If you already have an estate plan in place including your will, specific trusts, and special instructions for the care of your property and children, you are in a good place for your future. However, you should not have a set and forget attitude about your estate plan. Complacency about your plan can mean you miss making important updates and revisions as life goes by.

Major life changes can drastically affect your plans for your estate and the stipulations you put in your will. Here are some common life changes that merit revisiting and revising your estate plan.



Divorce is one of the most drastic life changes that will affect your estate plan and will. Consider the following changes when you go through a divorce:

  • Custody and care for living children. If you pass away, will your children be safe with their other living parent? If this is not the case, you will need to speak with your lawyer about instructions for their care by another person, if possible.
  • Division of assets and disbursement of life insurance. If you die and leave your estate plan unchanged, your ex-spouse might still be the beneficiary of your life insurance policy and have access to your retirement savings and other pensions. If you do not want this to be the case, you need to change your estate plan.
  • Personal assets that no longer matter. When you wrote the estate plan, your spouse was likely involved. After the divorce, your financial situation could be very different. For example, you might not have a house that you wish to leave to a child because the house was sold in divorce proceedings.

Another change you might consider making changes to is the power of attorney in a living will. Married people commonly name their spouse as the person who makes financial, business, or medical choices for them if they are unable to do so. After a divorce, you might not want your ex to be the one making the call for you, so choose a different person instead.



Another change that requires you to update or at least revisit your estate plan is marriage. If you were single, divorced, or widowed before getting married again, you might have assets you want to go to your children or to another relative instead of your new spouse. Make your wishes clear in order to divide your wealth and property the way you want.



If someone who has a priority in your estate plan dies before you do, contact your lawyer to make a simple update. This is important if your spouse dies before you do, or if you experience the loss of a child who was to inherit everything you could give them.

For example, if you set up a trust for your child, but they pass away, you must make other plans for the trust.

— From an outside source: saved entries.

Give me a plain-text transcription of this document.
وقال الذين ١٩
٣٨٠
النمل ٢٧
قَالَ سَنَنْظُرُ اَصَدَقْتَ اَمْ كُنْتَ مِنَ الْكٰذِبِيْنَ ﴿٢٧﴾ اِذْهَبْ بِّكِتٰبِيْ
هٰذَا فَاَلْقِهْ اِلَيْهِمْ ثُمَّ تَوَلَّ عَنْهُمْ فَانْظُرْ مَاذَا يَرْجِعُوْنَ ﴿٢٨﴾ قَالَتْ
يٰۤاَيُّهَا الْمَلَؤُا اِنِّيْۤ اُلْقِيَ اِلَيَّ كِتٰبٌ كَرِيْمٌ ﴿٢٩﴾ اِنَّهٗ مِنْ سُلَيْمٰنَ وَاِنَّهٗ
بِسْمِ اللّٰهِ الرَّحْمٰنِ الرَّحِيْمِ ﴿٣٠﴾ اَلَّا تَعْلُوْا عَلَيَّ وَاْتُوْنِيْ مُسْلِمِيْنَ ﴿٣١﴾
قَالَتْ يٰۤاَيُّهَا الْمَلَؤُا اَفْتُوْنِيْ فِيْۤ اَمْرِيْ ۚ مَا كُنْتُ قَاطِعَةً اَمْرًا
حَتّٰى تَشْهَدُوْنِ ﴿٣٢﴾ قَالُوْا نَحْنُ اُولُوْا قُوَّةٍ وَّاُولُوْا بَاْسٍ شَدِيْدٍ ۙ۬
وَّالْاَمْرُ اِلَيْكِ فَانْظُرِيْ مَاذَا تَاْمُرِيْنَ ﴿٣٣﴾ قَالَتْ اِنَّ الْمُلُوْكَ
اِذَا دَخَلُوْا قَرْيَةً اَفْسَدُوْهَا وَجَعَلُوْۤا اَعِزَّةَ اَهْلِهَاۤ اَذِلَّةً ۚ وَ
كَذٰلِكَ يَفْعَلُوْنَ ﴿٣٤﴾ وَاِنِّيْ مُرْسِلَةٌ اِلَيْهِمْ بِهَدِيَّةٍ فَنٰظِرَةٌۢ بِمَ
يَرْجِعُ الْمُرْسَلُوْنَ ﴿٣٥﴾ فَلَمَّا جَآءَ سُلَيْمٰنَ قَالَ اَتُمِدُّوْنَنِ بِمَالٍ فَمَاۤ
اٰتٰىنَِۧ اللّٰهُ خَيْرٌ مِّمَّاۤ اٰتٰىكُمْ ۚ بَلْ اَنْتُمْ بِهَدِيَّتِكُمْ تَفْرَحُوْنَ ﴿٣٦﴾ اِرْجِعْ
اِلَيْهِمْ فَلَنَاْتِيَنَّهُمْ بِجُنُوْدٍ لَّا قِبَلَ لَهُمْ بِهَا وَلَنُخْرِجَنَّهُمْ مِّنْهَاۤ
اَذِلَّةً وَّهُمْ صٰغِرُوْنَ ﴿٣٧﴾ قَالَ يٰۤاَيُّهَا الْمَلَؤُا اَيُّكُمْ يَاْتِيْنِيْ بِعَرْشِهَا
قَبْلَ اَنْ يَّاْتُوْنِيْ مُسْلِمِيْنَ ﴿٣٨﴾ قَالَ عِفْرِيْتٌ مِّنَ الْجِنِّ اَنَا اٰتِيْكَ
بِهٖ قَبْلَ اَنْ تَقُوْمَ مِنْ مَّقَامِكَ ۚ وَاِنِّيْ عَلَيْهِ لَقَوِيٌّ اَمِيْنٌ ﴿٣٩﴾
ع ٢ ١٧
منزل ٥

If you have a child, you will want to add them to your existing estate plan, especially if you already have some children listed as beneficiaries in your estate plan. New children can sometimes be overlooked because parents don’t update their plans in a timely manner.



Finally, if you receive a windfall yourself, your estate plan might need to change. Before, your plan might have been simple, including directions for children and for funeral costs. If you now have greater wealth and investments, you will need to talk to your lawyer about the best way to preserve the wealth for beneficiaries.